Zonguldak'ın 500 yıllık su değirmeni

Zonguldak'ın Ereğli ilçesinde atalarından kalma yaklaşık 5 asırlık tarihi su değirmenini çalıştırmayı sürdüren İbrahim Şen, geleneksel yöntemlerle un öğüterek köylülerin ihtiyacını karşılıyor.

Ereğli şehir merkezine 34 kilometre uzaklıkta bulunan Yenidoğancılar köyü Çölemen Mahallesi'ndeki tarihi su değirmeni adeta tarihe tanıklık ediyor.

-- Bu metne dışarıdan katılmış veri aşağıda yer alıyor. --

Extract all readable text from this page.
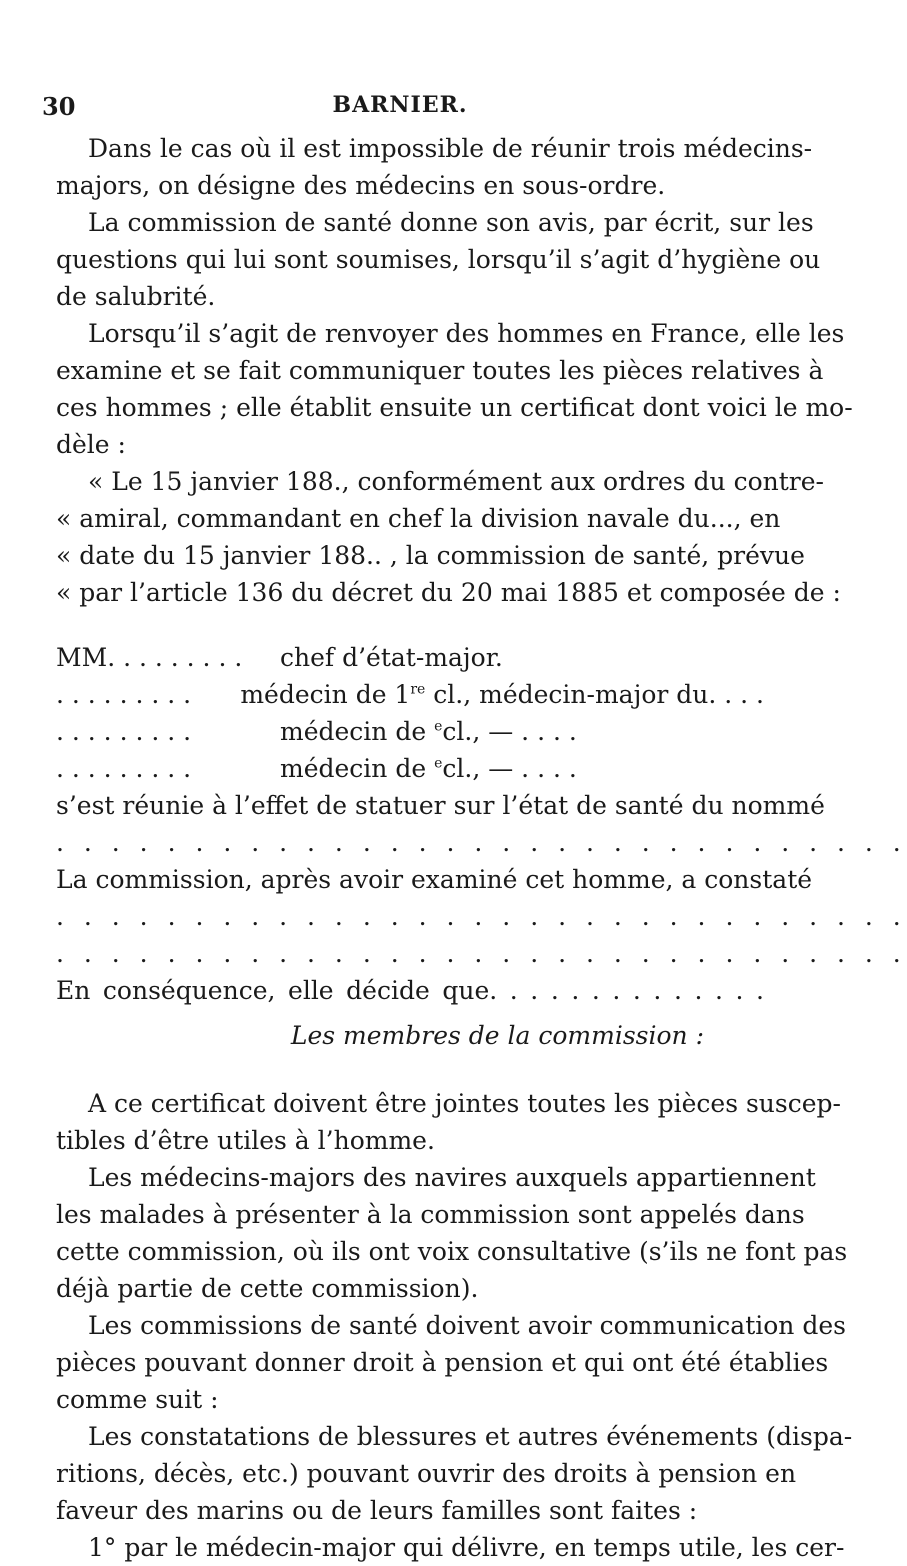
30	BARNIER.
Dans le cas où il est impossible de réunir trois médecins-
majors, on désigne des médecins en sous-ordre.
La commission de santé donne son avis, par écrit, sur les
questions qui lui sont soumises, lorsqu’il s’agit d’hygiène ou
de salubrité.
Lorsqu’il s’agit de renvoyer des hommes en France, elle les
examine et se fait communiquer toutes les pièces relatives à
ces hommes ; elle établit ensuite un certificat dont voici le mo-
dèle :
« Le 15 janvier 188., conformément aux ordres du contre-
« amiral, commandant en chef la division navale du..., en
« date du 15 janvier 188.. , la commission de santé, prévue
« par l’article 136 du décret du 20 mai 1885 et composée de :
MM. . . . . . . . .	chef d’état-major.
. . . . . . . . .	médecin de 1re cl., médecin-major du. . . .
. . . . . . . . .	médecin de $^e$cl., — . . . .
. . . . . . . . .	médecin de $^e$cl., — . . . .
s’est réunie à l’effet de statuer sur l’état de santé du nommé
. . . . . . . . . . . . . . . . . . . . . . . . . . . . . . .
La commission, après avoir examiné cet homme, a constaté
. . . . . . . . . . . . . . . . . . . . . . . . . . . . . . .
. . . . . . . . . . . . . . . . . . . . . . . . . . . . . . .
En conséquence, elle décide que. . . . . . . . . . . . . .
Les membres de la commission :
A ce certificat doivent être jointes toutes les pièces suscep-
tibles d’être utiles à l’homme.
Les médecins-majors des navires auxquels appartiennent
les malades à présenter à la commission sont appelés dans
cette commission, où ils ont voix consultative (s’ils ne font pas
déjà partie de cette commission).
Les commissions de santé doivent avoir communication des
pièces pouvant donner droit à pension et qui ont été établies
comme suit :
Les constatations de blessures et autres événements (dispa-
ritions, décès, etc.) pouvant ouvrir des droits à pension en
faveur des marins ou de leurs familles sont faites :
1° par le médecin-major qui délivre, en temps utile, les cer-
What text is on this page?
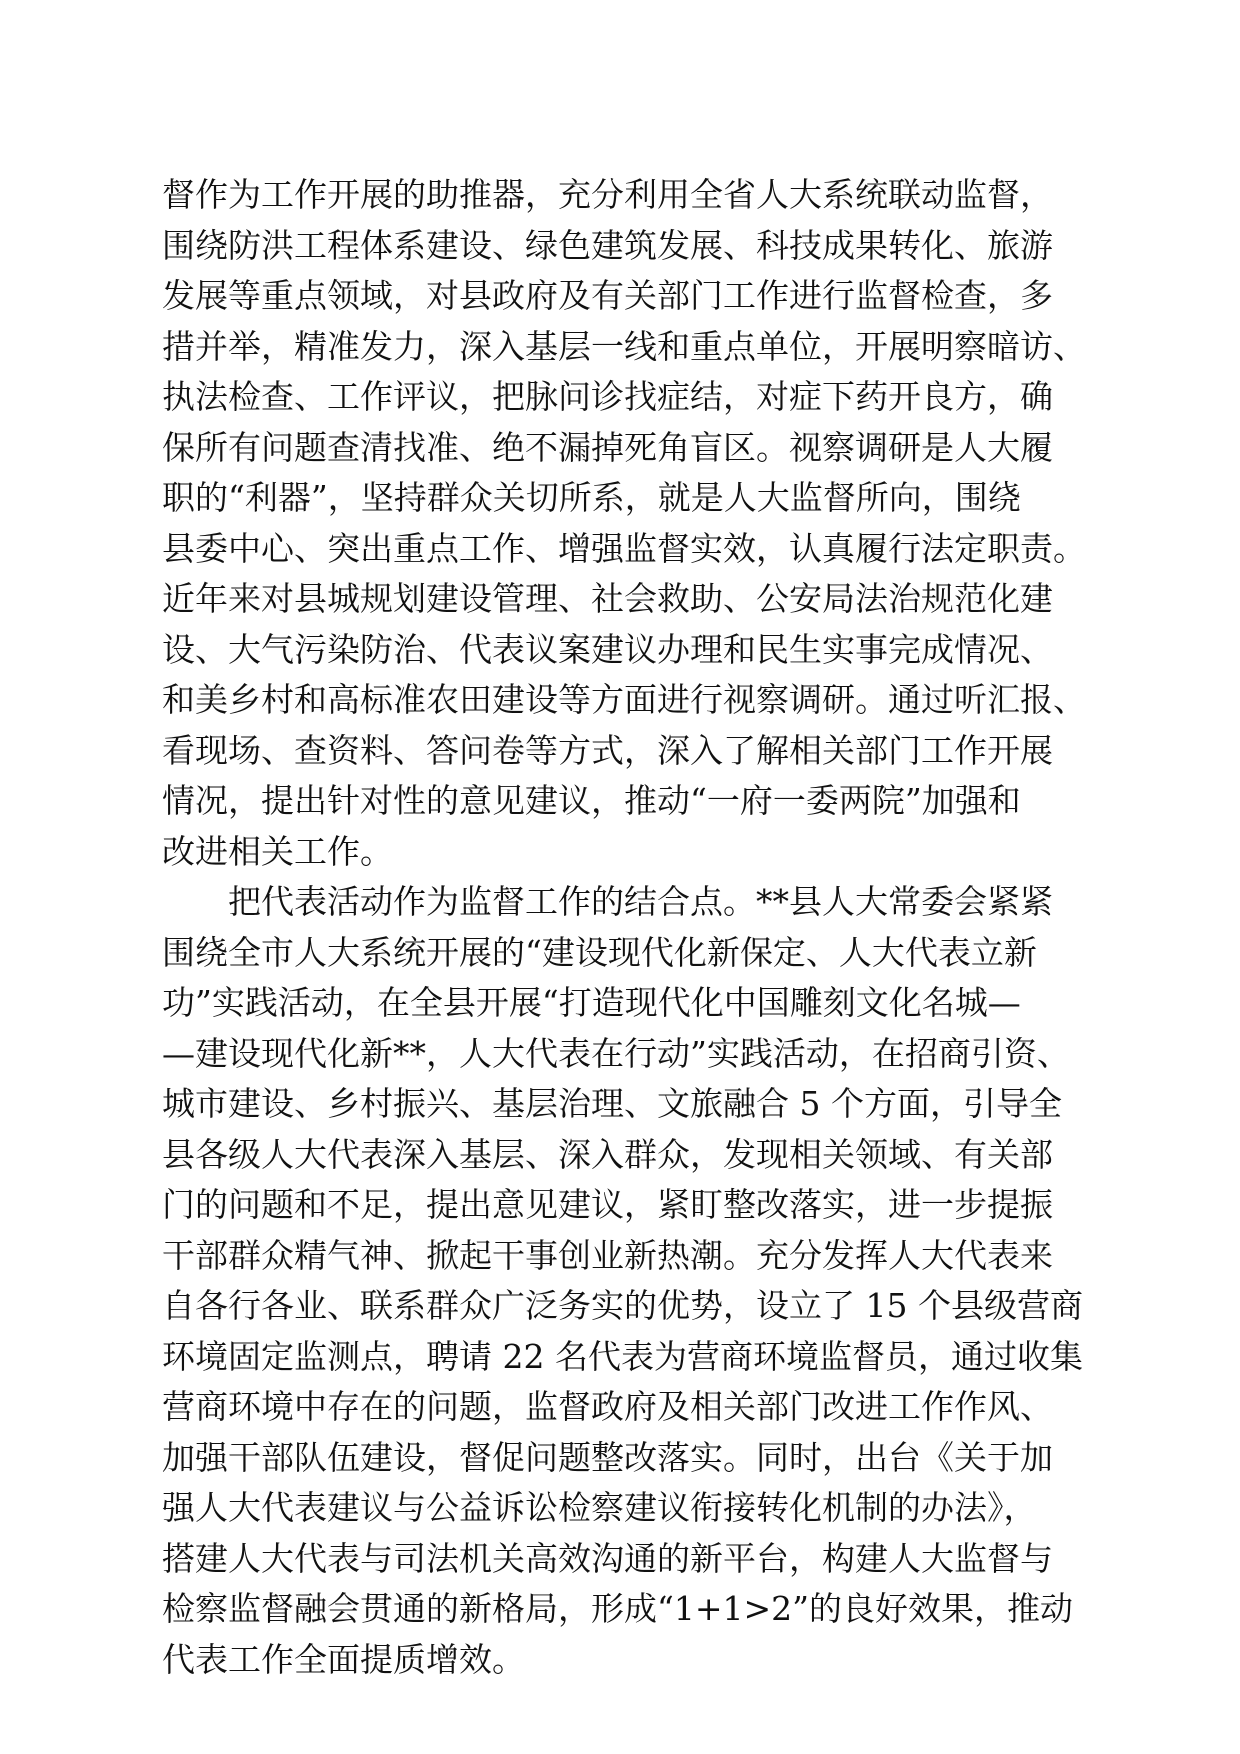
督作为工作开展的助推器，充分利用全省人大系统联动监督，
围绕防洪工程体系建设、绿色建筑发展、科技成果转化、旅游
发展等重点领域，对县政府及有关部门工作进行监督检查，多
措并举，精准发力，深入基层一线和重点单位，开展明察暗访、
执法检查、工作评议，把脉问诊找症结，对症下药开良方，确
保所有问题查清找准、绝不漏掉死角盲区。视察调研是人大履
职的“利器”，坚持群众关切所系，就是人大监督所向，围绕
县委中心、突出重点工作、增强监督实效，认真履行法定职责。
近年来对县城规划建设管理、社会救助、公安局法治规范化建
设、大气污染防治、代表议案建议办理和民生实事完成情况、
和美乡村和高标准农田建设等方面进行视察调研。通过听汇报、
看现场、查资料、答问卷等方式，深入了解相关部门工作开展
情况，提出针对性的意见建议，推动“一府一委两院”加强和
改进相关工作。
把代表活动作为监督工作的结合点。**县人大常委会紧紧
围绕全市人大系统开展的“建设现代化新保定、人大代表立新
功”实践活动，在全县开展“打造现代化中国雕刻文化名城—
—建设现代化新**，人大代表在行动”实践活动，在招商引资、
城市建设、乡村振兴、基层治理、文旅融合 5 个方面，引导全
县各级人大代表深入基层、深入群众，发现相关领域、有关部
门的问题和不足，提出意见建议，紧盯整改落实，进一步提振
干部群众精气神、掀起干事创业新热潮。充分发挥人大代表来
自各行各业、联系群众广泛务实的优势，设立了 15 个县级营商
环境固定监测点，聘请 22 名代表为营商环境监督员，通过收集
营商环境中存在的问题，监督政府及相关部门改进工作作风、
加强干部队伍建设，督促问题整改落实。同时，出台《关于加
强人大代表建议与公益诉讼检察建议衔接转化机制的办法》，
搭建人大代表与司法机关高效沟通的新平台，构建人大监督与
检察监督融会贯通的新格局，形成“1+1>2”的良好效果，推动
代表工作全面提质增效。
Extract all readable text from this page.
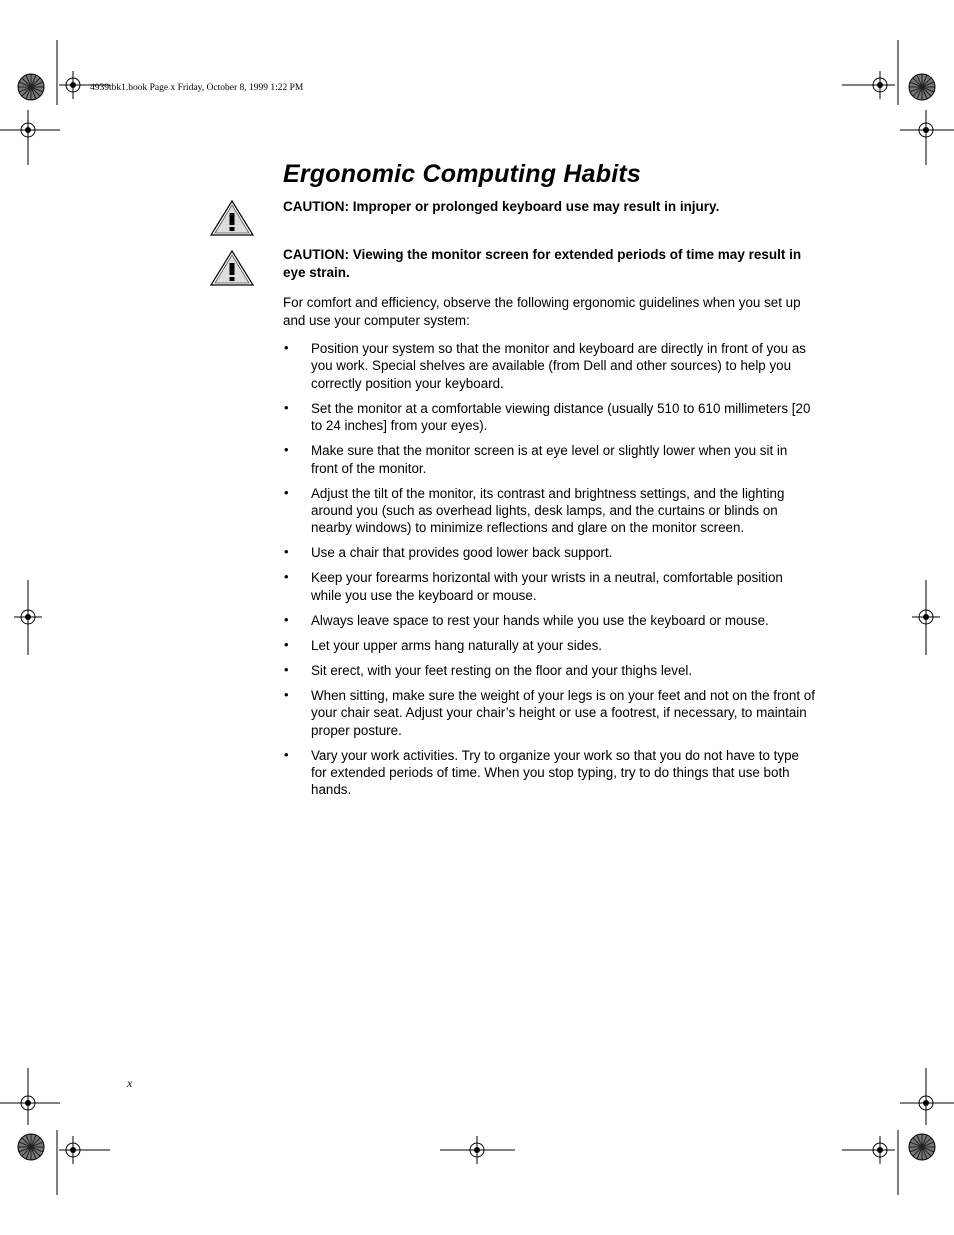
4939tbk1.book Page x Friday, October 8, 1999 1:22 PM
Ergonomic Computing Habits

CAUTION: Improper or prolonged keyboard use may result in injury.

CAUTION: Viewing the monitor screen for extended periods of time may result in eye strain.

For comfort and efficiency, observe the following ergonomic guidelines when you set up and use your computer system:

• Position your system so that the monitor and keyboard are directly in front of you as you work. Special shelves are available (from Dell and other sources) to help you correctly position your keyboard.
• Set the monitor at a comfortable viewing distance (usually 510 to 610 millimeters [20 to 24 inches] from your eyes).
• Make sure that the monitor screen is at eye level or slightly lower when you sit in front of the monitor.
• Adjust the tilt of the monitor, its contrast and brightness settings, and the lighting around you (such as overhead lights, desk lamps, and the curtains or blinds on nearby windows) to minimize reflections and glare on the monitor screen.
• Use a chair that provides good lower back support.
• Keep your forearms horizontal with your wrists in a neutral, comfortable position while you use the keyboard or mouse.
• Always leave space to rest your hands while you use the keyboard or mouse.
• Let your upper arms hang naturally at your sides.
• Sit erect, with your feet resting on the floor and your thighs level.
• When sitting, make sure the weight of your legs is on your feet and not on the front of your chair seat. Adjust your chair’s height or use a footrest, if necessary, to maintain proper posture.
• Vary your work activities. Try to organize your work so that you do not have to type for extended periods of time. When you stop typing, try to do things that use both hands.
x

Atalarından kalan yaklaşık 5 asırlık tarihi değirmenin çarklarını debisi hiç düşmeyen Çölemen Deresi sayesinde döndürmeyi sürdüren 62 yaşındaki İbrahim Şen, buğday, arpa, mısır gibi tahıl ürünlerini öğüterek doğal un elde ediyor.

İlerleyen teknolojiye rağmen geleneksel yöntemlerden vazgeçmeyen Şen, "Yeni Doğancılar Sütlüce" ismiyle anılan su değirmeninde civar köy ve ilçelerdeki vatandaşlara hizmet veriyor.

- "Hemen hemen bütün köylerden geliyorlar"

Köyde oturan 3 çocuk babası İbrahim Şen, bugüne kadar değirmeni işleten büyüklerinin hepsinin vefat ettiğini, şu anda da değirmeni kendisinin çalıştırdığını anlattı.

Büyüklerinin değirmenin en az 500 yıllık olduğunu kendisine anlattığını aktaran Şen, "Değirmen, dedemlerin döneminde 8 kişi tarafından tamir ve bakımı yapılarak tekrar faaliyete geçirilmiş. Değirmenin ismi 'Yeni Doğancılar Sütlüce Su Değirmeni' olarak anılıyor. Burada mısır, buğday, arpa, yulaf ne olursa öğütebiliyoruz, yani değirmende tahıl ürünlerinin hepsini yapabiliyoruz." dedi.

Şen, değirmenin suyunun yaklaşık bir kilometre uzaklıktan akan Çölemen Deresi'nden geldiğini anlatarak, "Çevre köylerde başka değirmen kalmadığı için Alaplı'dan Devrek'e kadar hemen hemen bütün köylerden buraya buğday, mısır, arpa ne varsa tavuk ve hayvan yemi, buğday gibi hepsini yaptırmaya geliyorlar." diye konuştu.

- "Nasıl şekilde un istenirse çıkarıyorum"

Gelecek kuşakların da bunu kullanmasını çok istediğini dile getiren Şen, değirmenin çalışma yöntemine ilişkin şu bilgileri verdi:

"Vatandaş tahılını getirdiğinde, değirmenin üst tarafında bulunan 'tekne' diye tabir ettiğimiz kovaya mısırı boşaltıyorum. Aşağıda bir daha aynı tekneden var. Mısır oradan da taşın üstüne dökülüyor. Onun da bir ayarı var, biz ona 'tene ayarı' diyoruz. Altından ve üstünden bu ayarı yaptıktan sonra nasıl şekilde un istersen o şekilde çıkarıyorum."

Şen, değirmen oluğunun taştan yapılmış kaba sıvası olmadığından su kaçırdığını, önlem alınmazsa değirmenin yıkılma tehlikesiyle karşı karşıya kalabileceğini sözlerine ekledi.